The Mosin-Nagant's American History

As the turbulence of the early 20th century unfolded, America played a part in popularizing Russia's ubiquitous bolt-action rifle.

If we agree the Russian Revolutions shifted the course of the 20th century, then the Mosin-Nagant rifle and its unlikely role in the early days of America’s global military influence, make the celebrated rifle more than just a high powered instrument of destruction debuting in Vikendi for Season 7.

The American side to the story of the Mosin-Nagant is what happens when a global power backs out of a commitment, leaving a bunch of guns unaccounted for.

The Mosin-Nagant (referred to as the 3-line rifle M1891 in Russia) was developed by Russia’s Captain Sergei Mosin and Belgium’s Leon Nagant late in the 20th century with the final production model debuting in 1891. It was a five-shot, bolt-action rifle intended to modernize the Russian army’s arsenal after the Russo-Ottoman war and immediately proved to be effective, versatile, and reliable enough to make a difference.

Midway through the Great War in 1915, Russia’s last czar, Nicolas II, had named himself commander-in-chief of the country’s massive but underequipped army. To help his troops gear up he ordered more than 3 million Mosin-Nagant rifles from American manufacturers Remington Arms and New England Westinghouse as the US was sympathetic to the Russian-British-French cause. Remington quickly produced 750,000 Mosin-Nagants.

 

Mosin-Nagant was one of the most ubiquitous weapons of the 20th century, finding its way into battles on nearly every contient.
The 3-line rifle M1891was a viable bolt-action rifle from its debut in 1891 through the middle of the 20th century and beyond.

However, political turbulence reached a whole new level in Russia just as Remington was making good on the first 470,000 rifles. In the middle of World War I, Czar Nicolas abdicated his throne in the February Revolution and the replacement government refused to pay for the weapons ordered from the Americans. A second revolution that year –the pivotal October Revolution– along with a devastating Russian Civil War made finances, alliances, and strategies extremely fragile: Nicolas’ old mail order of rifles was not a priority.

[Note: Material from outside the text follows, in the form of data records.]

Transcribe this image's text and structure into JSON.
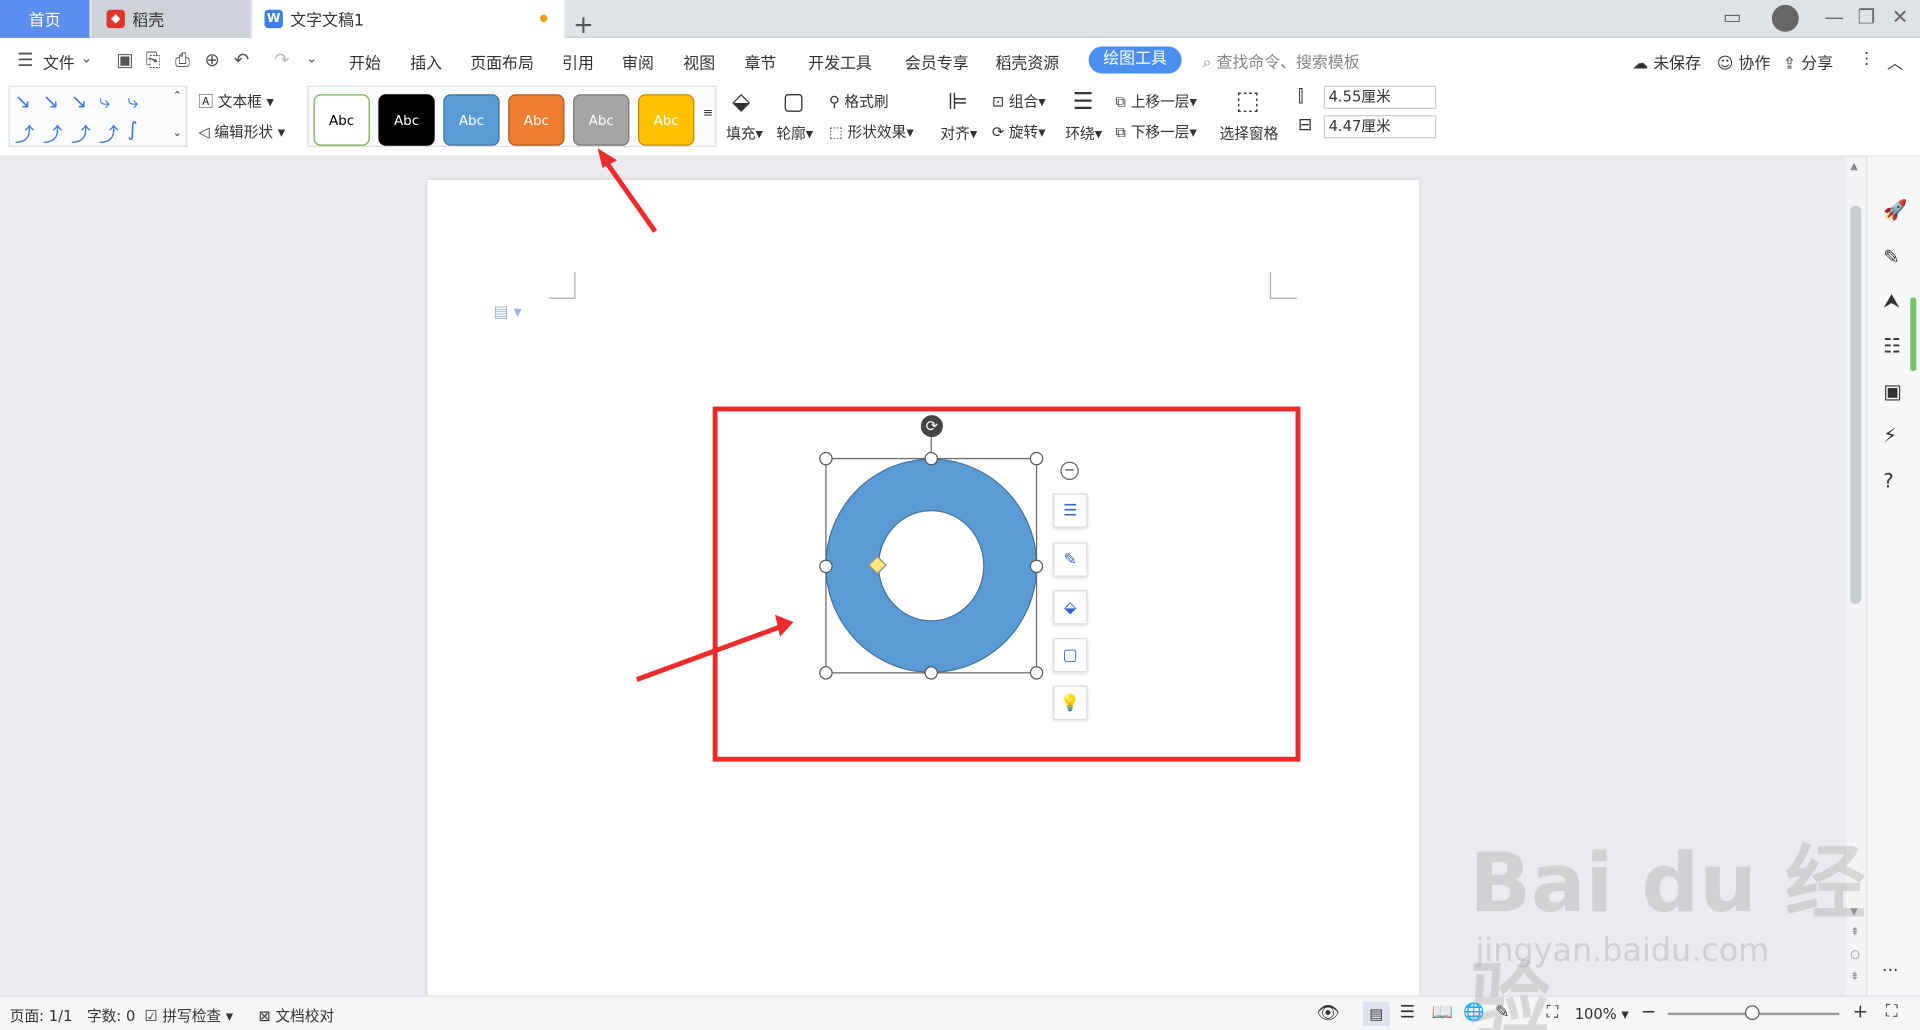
{
  "tabs": {
    "home": "首页",
    "daoke": "稻壳",
    "doc": "文字文稿1",
    "add": "+"
  },
  "menubar": {
    "file": "文件",
    "items": [
      "开始",
      "插入",
      "页面布局",
      "引用",
      "审阅",
      "视图",
      "章节",
      "开发工具",
      "会员专享",
      "稻壳资源"
    ],
    "active": "绘图工具",
    "search": "查找命令、搜索模板",
    "unsaved": "未保存",
    "collab": "协作",
    "share": "分享"
  },
  "ribbon": {
    "textbox": "文本框",
    "edit_shape": "编辑形状",
    "style_label": "Abc",
    "fill": "填充",
    "outline": "轮廓",
    "format_brush": "格式刷",
    "shape_effect": "形状效果",
    "align": "对齐",
    "group": "组合",
    "rotate": "旋转",
    "wrap": "环绕",
    "bring_forward": "上移一层",
    "send_backward": "下移一层",
    "selection_pane": "选择窗格",
    "height": "4.55厘米",
    "width": "4.47厘米"
  },
  "colors": {
    "accent": "#4a8ff0",
    "shape_fill": "#5b9bd5",
    "highlight": "#ee2b2b",
    "style_black": "#000000",
    "style_blue": "#5b9bd5",
    "style_orange": "#ed7d31",
    "style_gray": "#a5a5a5",
    "style_gold": "#ffc000"
  },
  "status": {
    "page": "页面: 1/1",
    "words": "字数: 0",
    "spell": "拼写检查",
    "proof": "文档校对",
    "zoom": "100%"
  },
  "watermark": {
    "brand": "Bai du 经验",
    "url": "jingyan.baidu.com"
  }
}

The US military purchased the remainder of the order plus thousands of finished weapons and put the new Mosin-Nagants to good use as training equipment as America became one of the last entrants into the war.

While World War I was the backdrop for all conflicts in Europe at the time, when 5000 or so US troops, known as the Polar Bear Expedition, joined British forces in battles for the Russian port cities of Arkhangelsk and Murmansk, they were intervening in the Russian Civil War. Siding with the “White Army” against the Bolshevik Red Army, the Yankees and Brits were armed with rifles that were originally intended to be carried by Russian troops. Those Mosin-Nagants –that had been ordered by Czar Nicolas and gone unclaimed by the replacement provisional government that followed– were being used against the very revolutionaries who’d brought down the czar and skipped out on payment.

From there, American-made Mosin-Nagants were scattered around to collectors while the European-made models proliferated in most of the major conflicts of the 20th century. If Mosin-Nagants can be found scattered across the battlefields of Eastern Europe, Scandinavia, and the Middle East, it should be no surprise to find so many littering the battlegrounds of Vikendi in service of a different kind of conflict.